Ashi glared at him. "Perhaps it makes me happy to know something that they do not," she said. "We are taught that Dah'mir is all-knowing and infallible, one of the favored servants of the great powers of the Dragon Below-even speaking his name out loud is forbidden among the clan. But when he set Medala, an outclanner, above his people, I doubted. As I doubted when he set Hruucan to lead the hunters after I was sent to follow you."
"So you know that Dah'mir isn't infallible," said Singe. He leaned forward. "And if he wrong about one thing, it might be that he was wrong about something else."
Ashi's eyes narrowed. "I may not like Medala, outclanner," she said, "but if you're trying to turn me against my clan, you will fail. And Dah'mir is the heart of the Bonetree clan. I may doubt, but from the day we're born, we're taught to revere him!"
"From the day you're born?" Singe blinked and twisted to look at Dah'mir. The man had a strangely ageless quality about him, but he was no more than decade older than Singe was himself. "Ashi," he said in mocking disbelief, "maybe you were taught that way, but think-your parents wouldn't have known Dah'mir as anything but a young man!"
Ashi snorted. "Now you're the one who's wrong about something. Did you think Dah'mir was some trickster-priest taking advantage of our beliefs?" She rose. "He created the Bonetree. He has shaped and guided the clan for more than ten generations."

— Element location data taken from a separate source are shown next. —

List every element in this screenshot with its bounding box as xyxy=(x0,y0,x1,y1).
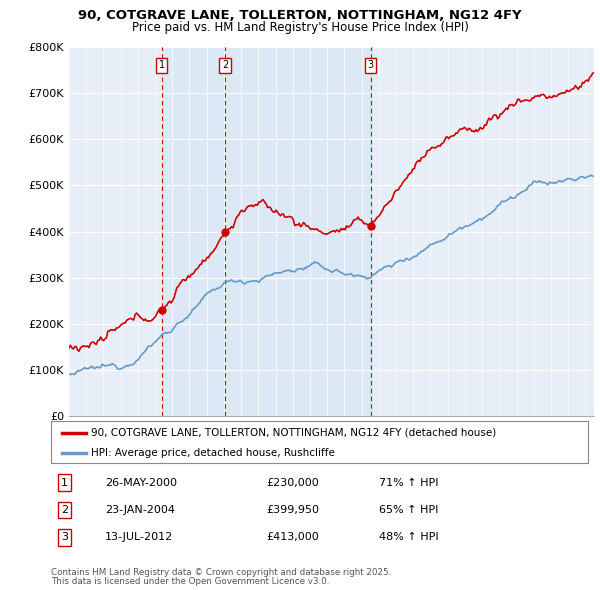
Text: Price paid vs. HM Land Registry's House Price Index (HPI): Price paid vs. HM Land Registry's House … xyxy=(131,21,469,34)
Text: 2: 2 xyxy=(222,60,228,70)
Text: £230,000: £230,000 xyxy=(266,477,319,487)
Text: 3: 3 xyxy=(368,60,374,70)
Text: 23-JAN-2004: 23-JAN-2004 xyxy=(105,505,175,515)
Text: 3: 3 xyxy=(61,532,68,542)
Text: 71% ↑ HPI: 71% ↑ HPI xyxy=(379,477,438,487)
Bar xyxy=(161,47,371,416)
Text: This data is licensed under the Open Government Licence v3.0.: This data is licensed under the Open Gov… xyxy=(51,577,329,586)
Text: 65% ↑ HPI: 65% ↑ HPI xyxy=(379,505,438,515)
Text: £413,000: £413,000 xyxy=(266,532,319,542)
Text: 26-MAY-2000: 26-MAY-2000 xyxy=(105,477,177,487)
Text: Contains HM Land Registry data © Crown copyright and database right 2025.: Contains HM Land Registry data © Crown c… xyxy=(51,568,391,576)
Text: HPI: Average price, detached house, Rushcliffe: HPI: Average price, detached house, Rush… xyxy=(91,448,335,457)
Text: 90, COTGRAVE LANE, TOLLERTON, NOTTINGHAM, NG12 4FY (detached house): 90, COTGRAVE LANE, TOLLERTON, NOTTINGHAM… xyxy=(91,428,497,438)
Text: 48% ↑ HPI: 48% ↑ HPI xyxy=(379,532,438,542)
Text: 90, COTGRAVE LANE, TOLLERTON, NOTTINGHAM, NG12 4FY: 90, COTGRAVE LANE, TOLLERTON, NOTTINGHAM… xyxy=(78,9,522,22)
Text: 1: 1 xyxy=(61,477,68,487)
Text: 2: 2 xyxy=(61,505,68,515)
Text: 1: 1 xyxy=(158,60,164,70)
Text: 13-JUL-2012: 13-JUL-2012 xyxy=(105,532,173,542)
Text: £399,950: £399,950 xyxy=(266,505,319,515)
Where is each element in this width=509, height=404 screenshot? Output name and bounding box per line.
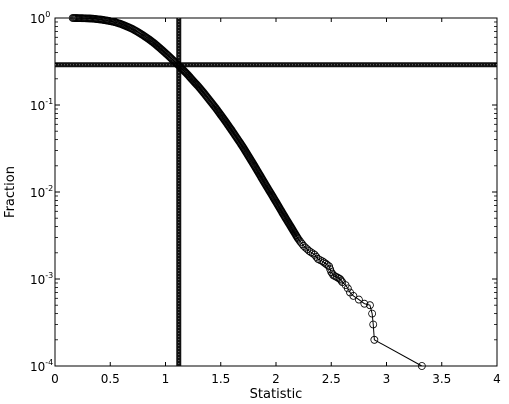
y-axis-label: Fraction — [3, 166, 18, 218]
y-tick-label: 100 — [30, 10, 50, 26]
data-point — [369, 320, 378, 329]
data-series — [68, 14, 426, 370]
data-point — [334, 274, 343, 282]
data-point — [349, 291, 358, 300]
data-point — [337, 276, 346, 285]
data-point — [368, 309, 377, 318]
x-tick-label: 4 — [493, 372, 501, 386]
x-axis-label: Statistic — [250, 387, 303, 402]
x-tick-label: 0.5 — [101, 372, 120, 386]
x-tick-label: 2.5 — [322, 372, 341, 386]
y-tick-label: 10-1 — [30, 97, 53, 113]
data-point — [360, 299, 369, 308]
data-point — [316, 256, 325, 265]
reference-lines — [55, 18, 497, 366]
x-tick-label: 2 — [272, 372, 280, 386]
x-tick-label: 1 — [162, 372, 170, 386]
data-point — [323, 261, 332, 269]
y-tick-label: 10-2 — [30, 184, 53, 200]
x-axis-ticks: 0 0.5 1 1.5 2 2.5 3 3.5 4 — [51, 18, 501, 386]
data-point — [354, 295, 363, 304]
data-point — [366, 301, 374, 310]
y-axis-ticks: 100 10-1 10-2 10-3 10-4 — [30, 10, 497, 374]
x-tick-label: 0 — [51, 372, 59, 386]
plot-area — [54, 17, 498, 367]
data-point — [314, 255, 322, 263]
x-tick-label: 3.5 — [432, 372, 451, 386]
x-tick-label: 3 — [383, 372, 391, 386]
data-point — [370, 335, 379, 344]
data-point — [292, 232, 301, 241]
y-tick-label: 10-4 — [30, 358, 53, 374]
x-tick-label: 1.5 — [211, 372, 230, 386]
y-tick-label: 10-3 — [30, 271, 53, 287]
data-point — [417, 362, 426, 370]
data-point — [343, 284, 352, 293]
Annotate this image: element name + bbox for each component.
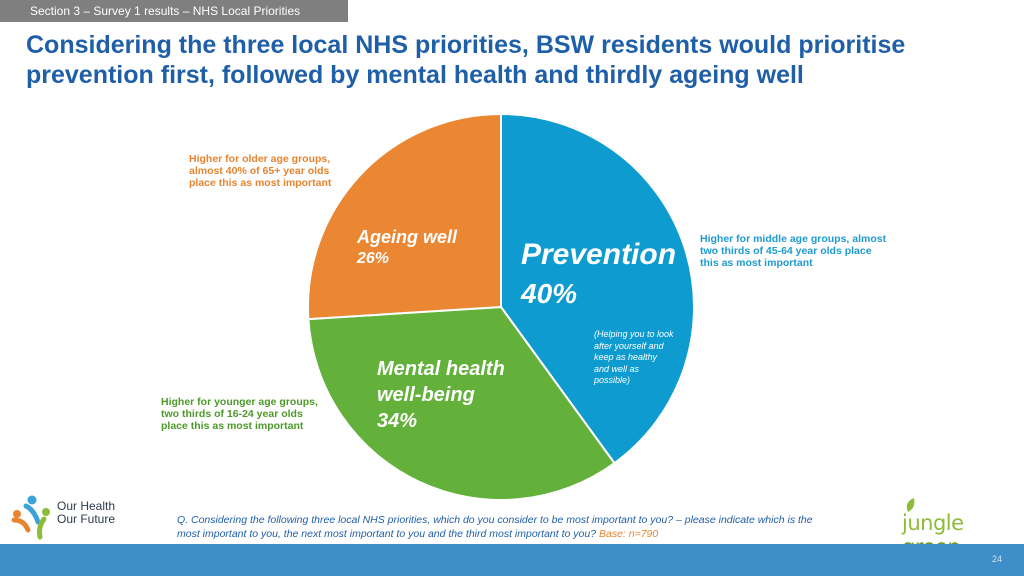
survey-question: Q. Considering the following three local… bbox=[177, 513, 837, 541]
mental-health-value: 34% bbox=[377, 410, 418, 432]
page-title: Considering the three local NHS prioriti… bbox=[26, 31, 906, 89]
slice-label-prevention: Prevention 40% bbox=[521, 238, 676, 310]
logo-left-line1: Our Health bbox=[57, 499, 116, 513]
note-prevention: Higher for middle age groups, almost two… bbox=[700, 233, 887, 269]
logo-left-line2: Our Future bbox=[57, 512, 116, 526]
ageing-well-value: 26% bbox=[357, 250, 390, 267]
pie-slice-prevention bbox=[500, 112, 695, 465]
note-mental-health: Higher for younger age groups, two third… bbox=[161, 396, 318, 432]
slice-label-ageing-well: Ageing well 26% bbox=[357, 227, 457, 268]
our-health-logo-icon bbox=[11, 495, 50, 540]
mental-health-name: Mental health well-being bbox=[377, 358, 505, 406]
our-health-logo-text: Our Health Our Future bbox=[57, 500, 115, 526]
logo-right-part1: jungle bbox=[902, 511, 964, 535]
question-text: Q. Considering the following three local… bbox=[177, 514, 813, 540]
pie-slice-ageing-well bbox=[307, 112, 502, 321]
prevention-value: 40% bbox=[521, 278, 578, 309]
pie-slice-mental-health-well-being bbox=[307, 305, 616, 501]
page-number: 24 bbox=[991, 554, 1002, 564]
base-count: Base: n=790 bbox=[598, 528, 659, 540]
slice-label-mental-health: Mental health well-being 34% bbox=[377, 356, 537, 434]
prevention-name: Prevention bbox=[521, 238, 677, 271]
ageing-well-name: Ageing well bbox=[357, 227, 458, 247]
section-tab: Section 3 – Survey 1 results – NHS Local… bbox=[0, 0, 348, 22]
footer-bar bbox=[0, 544, 1024, 576]
jungle-green-leaf-icon bbox=[906, 498, 915, 512]
prevention-sublabel: (Helping you to look after yourself and … bbox=[594, 329, 674, 385]
note-ageing-well: Higher for older age groups, almost 40% … bbox=[189, 153, 332, 189]
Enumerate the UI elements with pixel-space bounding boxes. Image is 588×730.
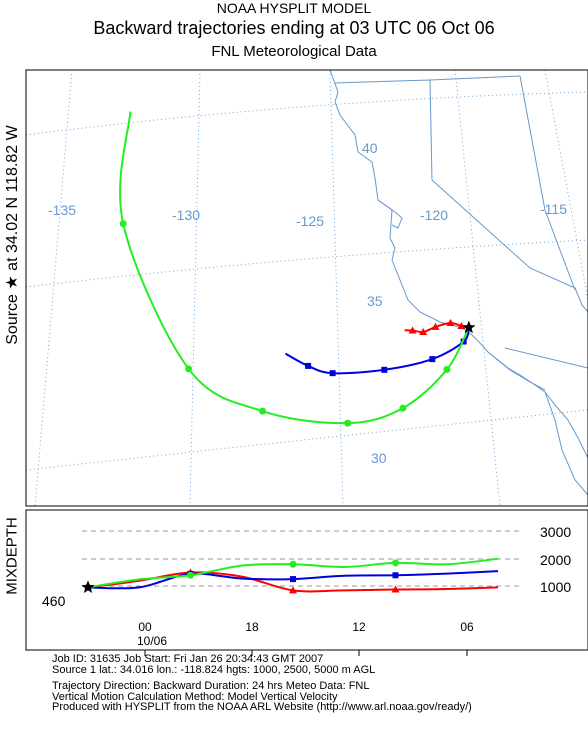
info-direction: Trajectory Direction: Backward Duration:…	[52, 680, 370, 692]
map-triangle-marker	[419, 328, 428, 336]
map-square-marker	[381, 366, 388, 373]
xtick-label: 06	[460, 620, 474, 634]
mixdepth-xticks	[144, 650, 468, 656]
map-triangle-marker	[408, 326, 417, 334]
state-border-nv	[334, 79, 588, 313]
map-frame	[25, 69, 588, 507]
info-vertical: Vertical Motion Calculation Method: Mode…	[52, 690, 338, 703]
title-line-1: NOAA HYSPLIT MODEL	[216, 0, 372, 16]
trajectory-lines	[119, 111, 476, 427]
map-graticule	[26, 70, 588, 506]
info-source: Source 1 lat.: 34.016 lon.: -118.824 hgt…	[52, 663, 376, 676]
mixdepth-triangle-marker	[289, 586, 297, 594]
ytick-label: 3000	[540, 524, 571, 540]
map-circle-marker	[259, 407, 267, 415]
map-square-marker	[329, 370, 336, 377]
mixdepth-plot: 3000 2000 1000 460	[42, 524, 571, 609]
map-circle-marker	[185, 365, 193, 373]
mexico-border	[504, 347, 588, 369]
mixdepth-ytick-labels: 3000 2000 1000 460	[42, 524, 571, 609]
mixdepth-lines	[81, 557, 499, 594]
info-produced: Produced with HYSPLIT from the NOAA ARL …	[52, 701, 472, 713]
run-info: Job ID: 31635 Job Start: Fri Jan 26 20:3…	[52, 654, 472, 713]
mixdepth-square-marker	[392, 572, 399, 579]
lon-label: -115	[540, 201, 567, 217]
mixdepth-circle-marker	[289, 560, 297, 568]
xtick-label: 00	[138, 620, 152, 634]
info-job: Job ID: 31635 Job Start: Fri Jan 26 20:3…	[52, 653, 324, 665]
map-circle-marker	[119, 220, 127, 228]
title-line-2: Backward trajectories ending at 03 UTC 0…	[93, 18, 495, 38]
source-star-marker	[462, 320, 476, 334]
lat-label: 40	[362, 140, 378, 156]
graticule-lon-130	[189, 70, 201, 506]
san-francisco-bay	[377, 199, 403, 229]
graticule-lon-135	[34, 70, 73, 506]
graticule-lon-115	[544, 70, 588, 301]
graticule-lat-40	[26, 91, 588, 136]
map-circle-marker	[344, 419, 352, 427]
map-trajectory-green	[119, 111, 470, 425]
ytick-label: 2000	[540, 552, 571, 568]
xtick-label: 12	[352, 620, 366, 634]
graticule-lat-30	[26, 409, 588, 471]
lon-label: -125	[296, 213, 324, 229]
ytick-label: 1000	[540, 579, 571, 595]
baja-coast	[487, 351, 546, 391]
trajectory-map: -135 -130 -125 -120 -115 40 35 30	[26, 70, 588, 506]
map-coastline	[329, 70, 588, 496]
map-labels: -135 -130 -125 -120 -115 40 35 30	[48, 140, 567, 466]
map-triangle-marker	[457, 322, 466, 330]
mixdepth-frame	[25, 509, 588, 651]
mixdepth-circle-marker	[392, 559, 399, 567]
xtick-label: 18	[245, 620, 259, 634]
mixdepth-gridlines	[82, 530, 520, 587]
lat-label: 30	[371, 450, 387, 466]
map-triangle-marker	[431, 322, 440, 330]
lat-label: 35	[367, 293, 383, 309]
graticule-lon-120	[454, 70, 501, 506]
title-line-3: FNL Meteorological Data	[211, 43, 377, 60]
lon-label: -135	[48, 202, 76, 218]
state-border-or	[429, 75, 521, 81]
lon-label: -130	[172, 207, 200, 223]
graticule-lat-35	[26, 239, 588, 288]
map-circle-marker	[443, 366, 451, 374]
state-border-az-nv	[519, 75, 576, 291]
lon-label: -120	[420, 207, 448, 223]
xtick-date-label: 10/06	[137, 634, 167, 648]
mixdepth-start-value: 460	[42, 593, 66, 609]
map-square-marker	[429, 356, 436, 363]
graticule-lon-125	[329, 70, 344, 506]
gulf-coast	[544, 391, 588, 496]
mixdepth-source-star	[81, 580, 95, 593]
map-circle-marker	[399, 404, 407, 412]
map-square-marker	[305, 362, 312, 369]
mixdepth-square-marker	[290, 576, 296, 583]
mixdepth-circle-marker	[187, 571, 194, 579]
map-triangle-marker	[446, 318, 455, 326]
map-trajectory-blue	[285, 327, 470, 375]
mixdepth-xtick-labels: 00 18 12 06 10/06	[137, 620, 474, 648]
coastline-path	[329, 70, 588, 459]
mixdepth-triangle-marker	[391, 585, 400, 593]
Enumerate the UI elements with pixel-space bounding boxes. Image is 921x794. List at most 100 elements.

For a moment, Singe gaped at her. "What-? How?"
"He's favored by the Dragon Below," said Ashi. "Do you need to know more?"
She turned away as Singe sat back, stunned, his nascent plan of exploiting her dislike for Medala shaken. Ten generations, he thought in wonder. Elves lived that long, and dwarves sometimes too, but even they carried their years in their face and eyes. Dah'mir was neither elf nor dwarf, and his acid-green eyes were as bright as a youth's. One of the undead might exist unchanging for so long, but the undead didn't bask in the light of day as Dah'mir did.
"Twelve bloody moons," he breathed. In all that Dandra had described, he had never thought that they might be facing someone so ancient! Was that the secret of his unnatural presence and his power over the kalashtar? What other secrets, he wondered, lay behind those acid-green eyes? He looked around Ashi.
She was standing less than a pace away, her eyes raised to the sky and the rising moons. Singe followed her gaze-and drew a sharp breath.
Silhouetted against the silver glow of the night sky, circling down to land near the campsite, was a heron, its legs dangling and its long neck folded back on itself. The bird landed beyond the firelight, but he could see that its feathers were black and greasy, When it cocked its head, its eyes flashed green. Singe saw Dah'mir glance toward the bird and give an almost imperceptible nod.
Ashi took a fast step back to Singe and Dandra. "Don't move, outclanner. As you value your life, don't move!"
Bonetree hunters burst out of the night all around the campsite, screaming and howling their battle cries. Knives, spears, and clubs flashed. The cultists who had come from Zarash'ak leaped to their feet instantly, stumbling over each other in frightened surprise. They weren't unarmed, though, and they snatched up weapons quickly. Confusion surged across the campsite as they met the hunters' unexpected attack.